Max NiederreiterMSc Student Karl-Franzens-Universität GrazInstitute of Physics – Surface Science
Integer charge transfer in organic adsorbates on metallic substrates Masters Thesis
In this work charge transfer into molecular monolayers on metal substrates is studied. The first goal was to find clear experimental evidence for the coexistence of charged and uncharged copper-phthalocyanine CuPc molecules in monolayers (ML) on silver surfaces. The first findings were made using scanning tunneling microscopy STM, where images of CuPc monolayers on Ag(111) showed two distinct molecular species, which could be identified as charged and neutral from the appearance of their orbital structure. This is further supported by Konod resonance observations with scanning tunneling spectroscopy STS. On Ag(100) larger scale images also indicated two distinct species with different contrast. These findings are complemented by the results obtained with angle resolved ultraviolet photoemission spectroscopy ARUPS. Studying the sub-monolayer growth of CuPc on Ag(100) strongly suggests the coexistence of a charged and an uncharged CuPc species within the first ML. Estimates of the fraction of charged molecules could be made from the intensities of orbital features in ARUPS and from the measured work function behaviour. STM and ARUPS both suggest the coexistence of integer charge and neutral molecules on the metal substrate. Even beyond that, three different methods of determining the ratio of charged CuPc molecules have been used, which ultimately yield similar results and therefore support each other. These findings are in contradiction to the conventional wisdom that equilibration will lead to all molecules experiencing similar charge transfer.

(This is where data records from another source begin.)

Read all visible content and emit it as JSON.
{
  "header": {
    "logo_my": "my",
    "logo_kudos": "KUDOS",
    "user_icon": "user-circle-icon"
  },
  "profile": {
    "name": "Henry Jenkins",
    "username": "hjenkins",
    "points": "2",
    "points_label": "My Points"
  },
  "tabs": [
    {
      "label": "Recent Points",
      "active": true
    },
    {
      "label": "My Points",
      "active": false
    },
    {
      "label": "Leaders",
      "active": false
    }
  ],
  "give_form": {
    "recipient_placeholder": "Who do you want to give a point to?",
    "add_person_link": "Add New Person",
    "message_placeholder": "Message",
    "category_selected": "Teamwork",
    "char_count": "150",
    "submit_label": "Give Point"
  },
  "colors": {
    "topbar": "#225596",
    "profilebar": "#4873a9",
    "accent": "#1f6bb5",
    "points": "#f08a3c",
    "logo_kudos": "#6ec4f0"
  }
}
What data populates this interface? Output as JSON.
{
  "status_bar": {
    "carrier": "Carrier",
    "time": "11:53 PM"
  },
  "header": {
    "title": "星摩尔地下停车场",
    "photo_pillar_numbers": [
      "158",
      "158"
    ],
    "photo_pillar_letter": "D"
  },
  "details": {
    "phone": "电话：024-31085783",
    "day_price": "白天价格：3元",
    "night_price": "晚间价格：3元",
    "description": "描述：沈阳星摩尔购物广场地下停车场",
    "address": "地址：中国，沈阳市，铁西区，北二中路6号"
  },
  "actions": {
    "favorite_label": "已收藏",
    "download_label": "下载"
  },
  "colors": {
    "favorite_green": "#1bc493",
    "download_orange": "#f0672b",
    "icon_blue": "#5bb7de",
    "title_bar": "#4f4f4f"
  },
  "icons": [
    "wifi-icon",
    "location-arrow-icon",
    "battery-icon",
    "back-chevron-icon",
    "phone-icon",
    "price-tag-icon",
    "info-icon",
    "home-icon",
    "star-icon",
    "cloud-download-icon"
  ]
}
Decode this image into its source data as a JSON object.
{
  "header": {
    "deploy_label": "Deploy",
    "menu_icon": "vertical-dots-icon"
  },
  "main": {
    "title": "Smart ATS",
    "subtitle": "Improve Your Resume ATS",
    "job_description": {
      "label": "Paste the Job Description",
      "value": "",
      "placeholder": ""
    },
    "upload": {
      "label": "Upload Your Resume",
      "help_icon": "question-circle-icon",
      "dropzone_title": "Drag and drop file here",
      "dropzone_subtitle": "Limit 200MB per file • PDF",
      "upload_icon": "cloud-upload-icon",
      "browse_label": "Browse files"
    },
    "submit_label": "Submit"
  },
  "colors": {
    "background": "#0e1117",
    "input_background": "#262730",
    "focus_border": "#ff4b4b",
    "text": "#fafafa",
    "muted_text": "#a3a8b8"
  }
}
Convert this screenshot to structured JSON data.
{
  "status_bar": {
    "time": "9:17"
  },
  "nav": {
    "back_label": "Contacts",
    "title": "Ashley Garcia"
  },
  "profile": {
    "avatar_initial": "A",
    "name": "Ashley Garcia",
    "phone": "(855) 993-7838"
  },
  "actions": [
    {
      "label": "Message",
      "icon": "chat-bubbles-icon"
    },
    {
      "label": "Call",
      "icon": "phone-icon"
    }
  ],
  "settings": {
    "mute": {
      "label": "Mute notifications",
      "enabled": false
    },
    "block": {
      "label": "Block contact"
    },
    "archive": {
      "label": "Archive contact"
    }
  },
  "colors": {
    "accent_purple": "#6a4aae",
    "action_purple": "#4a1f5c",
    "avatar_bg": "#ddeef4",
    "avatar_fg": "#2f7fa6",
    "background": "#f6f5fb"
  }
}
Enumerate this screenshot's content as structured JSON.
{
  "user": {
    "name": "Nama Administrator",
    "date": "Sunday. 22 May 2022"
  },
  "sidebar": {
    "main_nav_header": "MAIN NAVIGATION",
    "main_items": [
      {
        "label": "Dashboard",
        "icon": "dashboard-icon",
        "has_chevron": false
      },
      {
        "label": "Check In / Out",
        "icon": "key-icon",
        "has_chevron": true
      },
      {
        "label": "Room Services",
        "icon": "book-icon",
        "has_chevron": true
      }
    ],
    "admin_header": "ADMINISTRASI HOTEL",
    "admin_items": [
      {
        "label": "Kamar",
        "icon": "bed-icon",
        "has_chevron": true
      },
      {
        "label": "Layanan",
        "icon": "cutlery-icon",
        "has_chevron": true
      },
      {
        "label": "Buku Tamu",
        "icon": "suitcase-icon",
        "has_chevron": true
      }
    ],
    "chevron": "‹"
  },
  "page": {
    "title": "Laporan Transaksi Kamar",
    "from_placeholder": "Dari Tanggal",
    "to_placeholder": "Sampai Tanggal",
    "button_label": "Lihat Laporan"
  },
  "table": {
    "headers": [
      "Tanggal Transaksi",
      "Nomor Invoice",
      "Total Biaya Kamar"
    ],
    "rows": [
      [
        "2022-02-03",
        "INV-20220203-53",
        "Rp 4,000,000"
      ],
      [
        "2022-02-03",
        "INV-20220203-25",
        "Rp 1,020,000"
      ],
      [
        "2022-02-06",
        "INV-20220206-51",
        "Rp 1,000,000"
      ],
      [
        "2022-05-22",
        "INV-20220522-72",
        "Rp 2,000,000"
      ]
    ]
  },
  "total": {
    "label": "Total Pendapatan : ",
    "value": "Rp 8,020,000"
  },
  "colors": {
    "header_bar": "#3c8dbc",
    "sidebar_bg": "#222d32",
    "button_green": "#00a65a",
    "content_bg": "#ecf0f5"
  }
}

Furthermore, displacement studies with pentacene 5A and CuPc performed with ARUPS allow a deeper understanding of the process of charge transfer and the role the electron affinity (EA) plays in it. It could clearly be shown that CuPc displaces 5A both on the metallic Ag(100) and on the dielectric MgO(100) surface. This is remarkable since the binding mechanisms on these two surfaces would generally be considered very different from each other, with hybridization on the metal and charge transfer on the dielectric being the dominant processes. This strongly suggests that indeed the EA and therefore charge transfer play a central role in the binding process of the adsorbates. This work furthers the understanding of charge transfer on metals and paves the way for understanding displacement reactions and suggests a means of controlling and predicting molecular heterostructures.